The recent research report Grads on the Go calculates the number of recent graduates from each state’s two-year and four-year colleges and universities and compares that to the number of recent college graduates living in the state. Here is how the top ten road conditions states perform:
- Nevada -9.4%
- North Dakota -31.6%
- Florida -11.3%
- Georgia +14.5%
- Idaho -30.0%
- South Dakota -17.9%
- Missouri -2.2%
- Indiana -30.4%
- North Carolina -5.5%
- Utah -19.6%
So only one state––Georgia––on the top ten road conditions list is a brain gain state. All the others have fewer recent college graduates living in their state than they have recent graduates from the state’s community colleges and universities. Joining Michigan––which is an unacceptable -13.7 percent––on the bottom ten road conditions list are three of the brain gain states: Washington, Illinois and New York.
The Citizens Research Council report includes another ranking of state roads from the Reason Foundation. Same pattern hold true with these rankings. Georgia is the only brain gain top ten state, while four bottom ten states are brain gain states: Colorado, Washington, California and New York. (Michigan ranks 27th.)
While the District is an extreme outlier, it sets a pattern. The other winners are primarily states with cities as large, dynamic and regionally vital as D.C. That would include New York, Washington, California, Illinois, Georgia, Texas, Minnesota and Massachusetts.
Exactly! All of the evidence we have seen is what matters most, by far, is transit rich, vibrant central cities. There were 17.6 million 25-34 year olds with a BA or more in the US in 2021. 4.5 million of them live in the central city of the 58 metros with working age populations of 500,000 or more. Transit rich, vibrant central cities certainly is true for each of the nine brain gain states.
If you care about getting younger and better educated, the top ten list you want to be on is cities with the most 25-34 year olds with a B.A. or more. That list is: •New York •Los Angeles •Chicago •Houston •Philadelphia •Seattle •Austin •San Diego •San Fransisco •Boston.
Of the 58 regions with working age populations of 500,000 or more Grand Rapids ranks 47th, Detroit 50th. Grand Rapids has 22,000 young professional residents, Detroit 20,000. New York is by far the nation’s leader with 773,000. Chicago is the Great Lakes leader with 307,000.

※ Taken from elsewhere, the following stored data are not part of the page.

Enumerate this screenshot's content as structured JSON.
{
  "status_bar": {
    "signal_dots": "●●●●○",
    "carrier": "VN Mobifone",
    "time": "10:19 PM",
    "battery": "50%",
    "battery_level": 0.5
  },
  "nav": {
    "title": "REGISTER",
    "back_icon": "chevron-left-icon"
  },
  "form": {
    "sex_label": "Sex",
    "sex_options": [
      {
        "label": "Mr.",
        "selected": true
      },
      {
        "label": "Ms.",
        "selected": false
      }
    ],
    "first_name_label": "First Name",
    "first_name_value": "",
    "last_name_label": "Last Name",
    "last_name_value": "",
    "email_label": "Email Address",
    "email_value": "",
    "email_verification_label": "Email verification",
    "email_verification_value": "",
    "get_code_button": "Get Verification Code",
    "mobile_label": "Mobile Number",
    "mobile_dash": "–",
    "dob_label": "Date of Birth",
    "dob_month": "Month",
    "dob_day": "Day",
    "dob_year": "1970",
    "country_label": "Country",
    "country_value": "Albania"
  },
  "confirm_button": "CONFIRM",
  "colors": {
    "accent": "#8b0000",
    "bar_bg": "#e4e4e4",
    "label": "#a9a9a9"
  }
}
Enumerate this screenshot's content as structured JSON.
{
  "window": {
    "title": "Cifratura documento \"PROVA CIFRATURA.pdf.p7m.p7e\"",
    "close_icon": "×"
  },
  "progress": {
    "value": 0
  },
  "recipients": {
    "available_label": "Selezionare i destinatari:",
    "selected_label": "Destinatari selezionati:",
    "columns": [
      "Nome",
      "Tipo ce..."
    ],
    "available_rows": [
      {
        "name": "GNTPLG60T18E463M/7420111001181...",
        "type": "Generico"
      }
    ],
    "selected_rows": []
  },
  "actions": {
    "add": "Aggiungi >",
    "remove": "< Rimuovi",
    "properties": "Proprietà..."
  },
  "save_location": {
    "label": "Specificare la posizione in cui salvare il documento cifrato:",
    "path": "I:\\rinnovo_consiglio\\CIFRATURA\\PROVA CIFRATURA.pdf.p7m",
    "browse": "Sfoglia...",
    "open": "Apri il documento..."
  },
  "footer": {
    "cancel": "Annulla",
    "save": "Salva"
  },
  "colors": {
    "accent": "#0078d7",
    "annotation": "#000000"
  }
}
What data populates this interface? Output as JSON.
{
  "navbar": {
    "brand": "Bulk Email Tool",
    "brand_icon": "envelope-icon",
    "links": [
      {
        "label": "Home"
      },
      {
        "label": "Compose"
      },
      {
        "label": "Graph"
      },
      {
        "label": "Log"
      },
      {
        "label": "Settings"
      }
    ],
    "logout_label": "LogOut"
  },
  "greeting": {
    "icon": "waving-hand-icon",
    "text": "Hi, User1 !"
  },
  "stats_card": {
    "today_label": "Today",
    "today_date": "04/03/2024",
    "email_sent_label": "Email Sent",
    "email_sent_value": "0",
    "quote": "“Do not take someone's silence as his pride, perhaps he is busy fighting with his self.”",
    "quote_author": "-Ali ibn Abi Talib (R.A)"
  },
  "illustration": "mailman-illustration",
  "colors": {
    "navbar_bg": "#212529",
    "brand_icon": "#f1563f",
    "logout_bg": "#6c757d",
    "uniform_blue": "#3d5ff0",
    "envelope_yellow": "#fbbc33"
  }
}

The transportation infrastructure that does matter to concentrating young talent is transit. And walkable neighborhoods that give priority to pedestrians, not cars. So infrastructure/the built environment does matter. But it is infrastructure designed for Generation Z.
Fix the damn roads is just one of many good to do policy ideas on the table for consideration by the Growing Michigan Together Council and ultimately state policymakers that have little or nothing to do with retaining and attracting young talent. Recommend and implement any or all of these worthwhile policies and programs and don’t have vibrant cities Michigan will not attract young talent at any scale.
Getting younger and better educated requires strengthening and creating more transit rich and vibrant neighborhoods in our central cities and small towns that can attract and retain young talent. These neighborhoods vary in many ways, but all share common characteristics: they are dense, walkable, high-amenity neighborhoods, with parks, outdoor recreation, retail, and public arts woven into residents’ daily lives. And they offer plentiful alternatives to driving.